Now, first of all let me point you to the very guide that was the cause of this thread, in the first place: Slimming Down Windows XP by Bold Fortune (many, many thanks to you if you see this! :)).
BF’s guide is a great description of files and folders. I will only describe which folders I’ve kept - going through files would be too much, BF has already done that.
So what have I kept? With the prerequisites of my system, needs, programs etc:
Documents and Settings
LL [my profile]
Thanks to disabled services I could remove LocalService, and since I won’t ever manage any user accounts I removed Default User. Keep that folder if you have to create a new account some time.
Program Files\Common Files
[Nothing Microsoft related at all]
- You can delete it, I kept it for some fancy mouse cursors
** Here are .msi packages in case any of your programs uses such files, e.g. OpenOffice.org, Adobe Reader. I kept it, so I can uninstall/reinstall these programs.
*** Prefetch speeds up Windows booting, and it is said to speed up application launches. I’ve set prefetch to work only for booting. Here’s how (value “2” in my case). When you’ve set it to 2, clear the folder → enable the service Task Scheduler → reboot → leave computer idle for at least 15 minutes → two files have been recreated in Windows\Prefetch. Then you can disable Task Scheduler again.
There are two quite important folders missing:
- Driver Cache - when you plug in a USB stick or any other hardware, Windows will look here for drivers. I’ve removed it from my system, after I plugged in all my USB hardware, but I kept a backup in case I need to plug in a new USB stick.
- inf - BF says it’s important and he’s the master of slimming down XP. Still, I do fine without it, but in case I’d need it some day I have a backup of this folder as well.
Finally, for the WINDOWS folder, I only have these four files: explorer.exe, hh.exe, regedit.exe and winhlp32.exe.
- In this folder you may be able to delete all of the folder systemprofile.
The chances of having only these three folders (if you don’t even have Flash, skip “Macromed”) is probably little, but obviously it’s possible. I really don’t have any other folders in system32 and I would repeat myself if I told you “this system works great”. To delete some folders you may have to boot in safe mode.
6. Clean the registry.
So, you’ve deleted a bunch of folders and files, and now your Windows folder is sub 300 MB? Have you run your system for a while so you know it works? Great, let’s proceed. Now comes the truly irreversible part - at least it’s not even completely safe to make a backup here. In fact, I once cleaned the registry, and then ran into some problems. I thought “OK, let’s restore the registry”… well, for some reason that didn’t work.
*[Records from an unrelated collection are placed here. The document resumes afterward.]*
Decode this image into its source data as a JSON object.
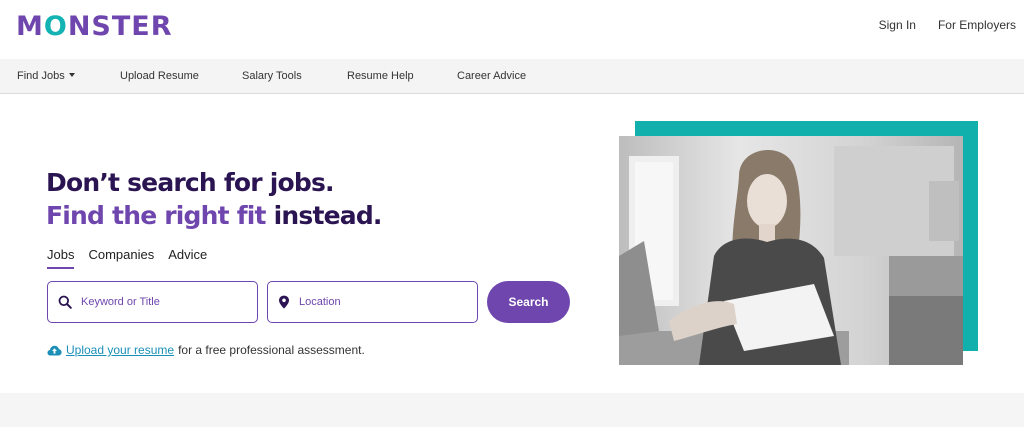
{
  "header": {
    "logo_text": "MONSTER",
    "sign_in": "Sign In",
    "for_employers": "For Employers"
  },
  "nav": {
    "items": [
      {
        "label": "Find Jobs",
        "has_dropdown": true
      },
      {
        "label": "Upload Resume"
      },
      {
        "label": "Salary Tools"
      },
      {
        "label": "Resume Help"
      },
      {
        "label": "Career Advice"
      }
    ]
  },
  "hero": {
    "headline_line1": "Don’t search for jobs.",
    "headline_line2_accent": "Find the right fit",
    "headline_line2_rest": " instead."
  },
  "search_tabs": [
    {
      "label": "Jobs",
      "active": true
    },
    {
      "label": "Companies",
      "active": false
    },
    {
      "label": "Advice",
      "active": false
    }
  ],
  "search": {
    "keyword_placeholder": "Keyword or Title",
    "location_placeholder": "Location",
    "button_label": "Search"
  },
  "upload": {
    "link_text": "Upload your resume",
    "rest_text": "for a free professional assessment."
  },
  "icons": {
    "search": "search-icon",
    "location": "map-pin-icon",
    "upload": "cloud-upload-icon",
    "dropdown": "caret-down-icon"
  },
  "colors": {
    "brand_purple": "#6e46ae",
    "headline_dark": "#2b1452",
    "accent_teal": "#11b0ac",
    "link_blue": "#1b8fb8"
  }
}
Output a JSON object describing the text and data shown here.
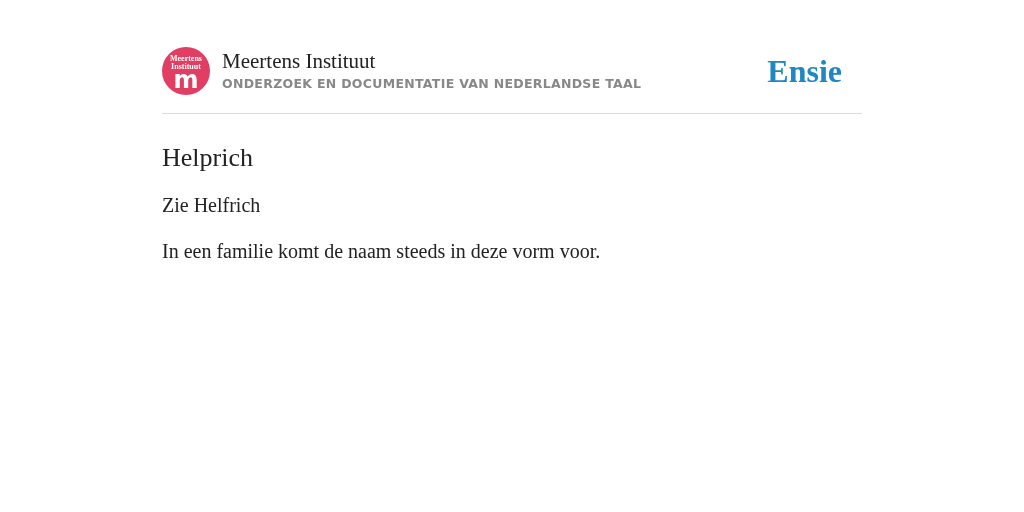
{
  "logo": {
    "lines": [
      "Meertens",
      "Instituut"
    ],
    "letter": "m"
  },
  "header": {
    "title": "Meertens Instituut",
    "subtitle": "ONDERZOEK EN DOCUMENTATIE VAN NEDERLANDSE TAAL",
    "brand": "Ensie"
  },
  "entry": {
    "title": "Helprich",
    "paragraphs": [
      "Zie Helfrich",
      "In een familie komt de naam steeds in deze vorm voor."
    ]
  }
}
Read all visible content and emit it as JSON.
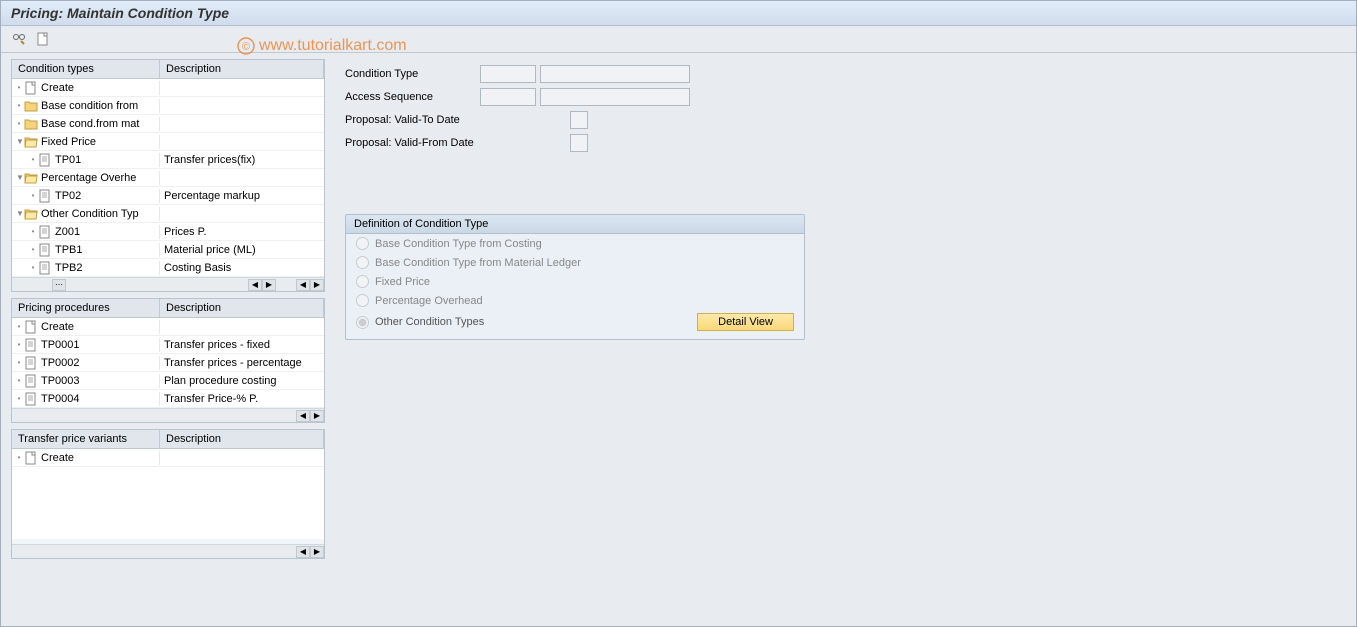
{
  "title": "Pricing: Maintain Condition Type",
  "watermark": "www.tutorialkart.com",
  "toolbar": {
    "t1": "glasses-pencil",
    "t2": "new-doc"
  },
  "panel1": {
    "h1": "Condition types",
    "h2": "Description",
    "rows": [
      {
        "indent": 0,
        "ic": "doc",
        "label": "Create",
        "desc": ""
      },
      {
        "indent": 0,
        "ic": "folder",
        "label": "Base condition from",
        "desc": ""
      },
      {
        "indent": 0,
        "ic": "folder",
        "label": "Base cond.from mat",
        "desc": ""
      },
      {
        "indent": 0,
        "ic": "folder-open",
        "exp": "▼",
        "label": "Fixed Price",
        "desc": ""
      },
      {
        "indent": 1,
        "ic": "page",
        "label": "TP01",
        "desc": "Transfer prices(fix)"
      },
      {
        "indent": 0,
        "ic": "folder-open",
        "exp": "▼",
        "label": "Percentage Overhe",
        "desc": ""
      },
      {
        "indent": 1,
        "ic": "page",
        "label": "TP02",
        "desc": "Percentage markup"
      },
      {
        "indent": 0,
        "ic": "folder-open",
        "exp": "▼",
        "label": "Other Condition Typ",
        "desc": ""
      },
      {
        "indent": 1,
        "ic": "page",
        "label": "Z001",
        "desc": "Prices P."
      },
      {
        "indent": 1,
        "ic": "page",
        "label": "TPB1",
        "desc": "Material price (ML)"
      },
      {
        "indent": 1,
        "ic": "page",
        "label": "TPB2",
        "desc": "Costing Basis"
      }
    ]
  },
  "panel2": {
    "h1": "Pricing procedures",
    "h2": "Description",
    "rows": [
      {
        "indent": 0,
        "ic": "doc",
        "label": "Create",
        "desc": ""
      },
      {
        "indent": 0,
        "ic": "page",
        "label": "TP0001",
        "desc": "Transfer prices - fixed"
      },
      {
        "indent": 0,
        "ic": "page",
        "label": "TP0002",
        "desc": "Transfer prices - percentage"
      },
      {
        "indent": 0,
        "ic": "page",
        "label": "TP0003",
        "desc": "Plan procedure costing"
      },
      {
        "indent": 0,
        "ic": "page",
        "label": "TP0004",
        "desc": "Transfer Price-% P."
      }
    ]
  },
  "panel3": {
    "h1": "Transfer price variants",
    "h2": "Description",
    "rows": [
      {
        "indent": 0,
        "ic": "doc",
        "label": "Create",
        "desc": ""
      }
    ]
  },
  "form": {
    "f1": "Condition Type",
    "f2": "Access Sequence",
    "f3": "Proposal: Valid-To Date",
    "f4": "Proposal: Valid-From Date"
  },
  "group": {
    "title": "Definition of Condition Type",
    "r1": "Base Condition Type from Costing",
    "r2": "Base Condition Type from Material Ledger",
    "r3": "Fixed Price",
    "r4": "Percentage Overhead",
    "r5": "Other Condition Types",
    "btn": "Detail View"
  }
}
This time I was really lucky in my registry cleaning, it’s unbelievable how much I removed. First, the gentle approach of CCleaner, then the real killer: RegSeeker. RegSeeker finds “green” and “red” entries, of which the green ones should be safe to remove. In the example above they turned out to be non-safe to remove… but on my current installtion, I have removed ALL entries found by RegSeeker (and CCleaner) - green and red, and also, the “invalid services” that RegSeeker may find.
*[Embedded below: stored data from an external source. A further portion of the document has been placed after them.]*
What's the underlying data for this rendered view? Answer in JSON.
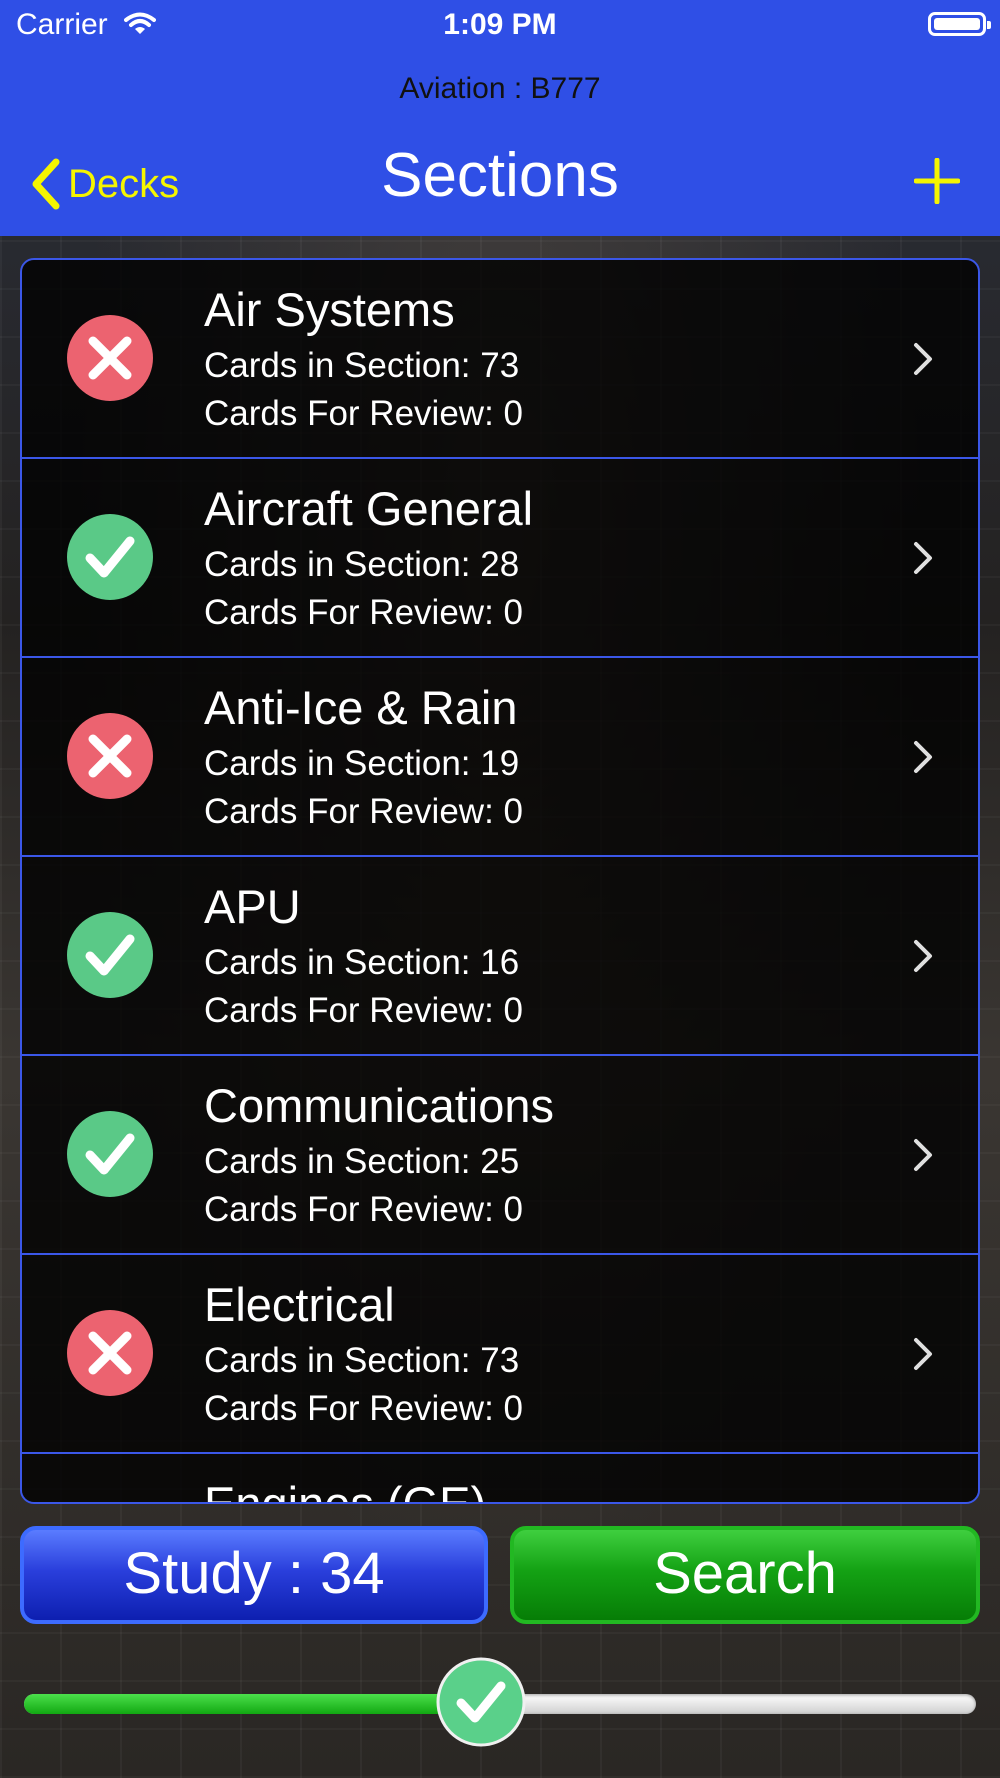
{
  "status_bar": {
    "carrier": "Carrier",
    "time": "1:09 PM"
  },
  "header": {
    "deck_name": "Aviation : B777",
    "title": "Sections",
    "back_label": "Decks",
    "accent_color": "#f5f500",
    "bar_color": "#2f4fe6"
  },
  "sections": [
    {
      "title": "Air Systems",
      "cards": "Cards in Section: 73",
      "review": "Cards For Review: 0",
      "status": "incorrect",
      "icon": "x-circle-icon"
    },
    {
      "title": "Aircraft General",
      "cards": "Cards in Section: 28",
      "review": "Cards For Review: 0",
      "status": "correct",
      "icon": "check-circle-icon"
    },
    {
      "title": "Anti-Ice & Rain",
      "cards": "Cards in Section: 19",
      "review": "Cards For Review: 0",
      "status": "incorrect",
      "icon": "x-circle-icon"
    },
    {
      "title": "APU",
      "cards": "Cards in Section: 16",
      "review": "Cards For Review: 0",
      "status": "correct",
      "icon": "check-circle-icon"
    },
    {
      "title": "Communications",
      "cards": "Cards in Section: 25",
      "review": "Cards For Review: 0",
      "status": "correct",
      "icon": "check-circle-icon"
    },
    {
      "title": "Electrical",
      "cards": "Cards in Section: 73",
      "review": "Cards For Review: 0",
      "status": "incorrect",
      "icon": "x-circle-icon"
    },
    {
      "title": "Engines (GE)",
      "cards": "",
      "review": "",
      "status": "unknown",
      "icon": ""
    }
  ],
  "buttons": {
    "study": "Study : 34",
    "search": "Search"
  },
  "slider": {
    "value_fraction": 0.48,
    "thumb_icon": "check-circle-icon"
  }
}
In short, I made one heck of a registry clean up - after I deleted all those Windows files - and my system still runs fine.
After cleaning the registry, run a defragmenter. NTREGOPT is great! After running this program, it reported my registry to have a size of 8.9 MB which I think is quite small.
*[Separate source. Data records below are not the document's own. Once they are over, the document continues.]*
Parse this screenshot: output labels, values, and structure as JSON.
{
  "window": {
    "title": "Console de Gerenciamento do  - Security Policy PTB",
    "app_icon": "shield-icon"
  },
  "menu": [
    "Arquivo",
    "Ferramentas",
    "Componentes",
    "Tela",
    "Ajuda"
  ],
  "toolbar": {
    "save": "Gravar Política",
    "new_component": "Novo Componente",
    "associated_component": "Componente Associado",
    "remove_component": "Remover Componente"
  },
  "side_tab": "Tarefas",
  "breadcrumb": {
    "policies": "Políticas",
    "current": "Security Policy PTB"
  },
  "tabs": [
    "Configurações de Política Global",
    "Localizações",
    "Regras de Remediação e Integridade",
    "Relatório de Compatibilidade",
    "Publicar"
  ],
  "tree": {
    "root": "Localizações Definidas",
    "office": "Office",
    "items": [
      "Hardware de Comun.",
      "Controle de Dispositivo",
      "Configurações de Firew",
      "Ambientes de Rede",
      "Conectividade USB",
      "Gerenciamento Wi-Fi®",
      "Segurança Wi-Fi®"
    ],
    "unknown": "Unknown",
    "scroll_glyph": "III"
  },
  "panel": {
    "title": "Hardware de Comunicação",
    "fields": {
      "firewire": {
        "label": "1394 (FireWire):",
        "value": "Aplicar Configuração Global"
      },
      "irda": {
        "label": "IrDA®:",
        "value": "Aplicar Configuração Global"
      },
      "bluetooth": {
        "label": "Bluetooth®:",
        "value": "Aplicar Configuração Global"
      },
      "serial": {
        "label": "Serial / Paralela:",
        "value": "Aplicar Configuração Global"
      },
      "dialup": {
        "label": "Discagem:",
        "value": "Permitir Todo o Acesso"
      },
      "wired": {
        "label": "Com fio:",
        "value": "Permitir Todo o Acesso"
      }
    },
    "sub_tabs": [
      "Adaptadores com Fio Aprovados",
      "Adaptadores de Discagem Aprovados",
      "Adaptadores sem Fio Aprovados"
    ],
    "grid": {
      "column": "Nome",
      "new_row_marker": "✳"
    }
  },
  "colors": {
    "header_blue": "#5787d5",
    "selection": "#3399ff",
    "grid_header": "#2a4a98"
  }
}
7. Finalize your Windows installation.
Finalize your super-slimmed Windows XP installation by doing tweaks you haven’t done already, and make sure Windows is updated with the latest patches.
As you’ve installed everything now, and deleted all junk (CCleaner!), run a disk defragmenter.
Finally, see the attached screen shots (for registered users only). They show what I’ve described above.
I hope you enjoyed the guide and got some tips from it.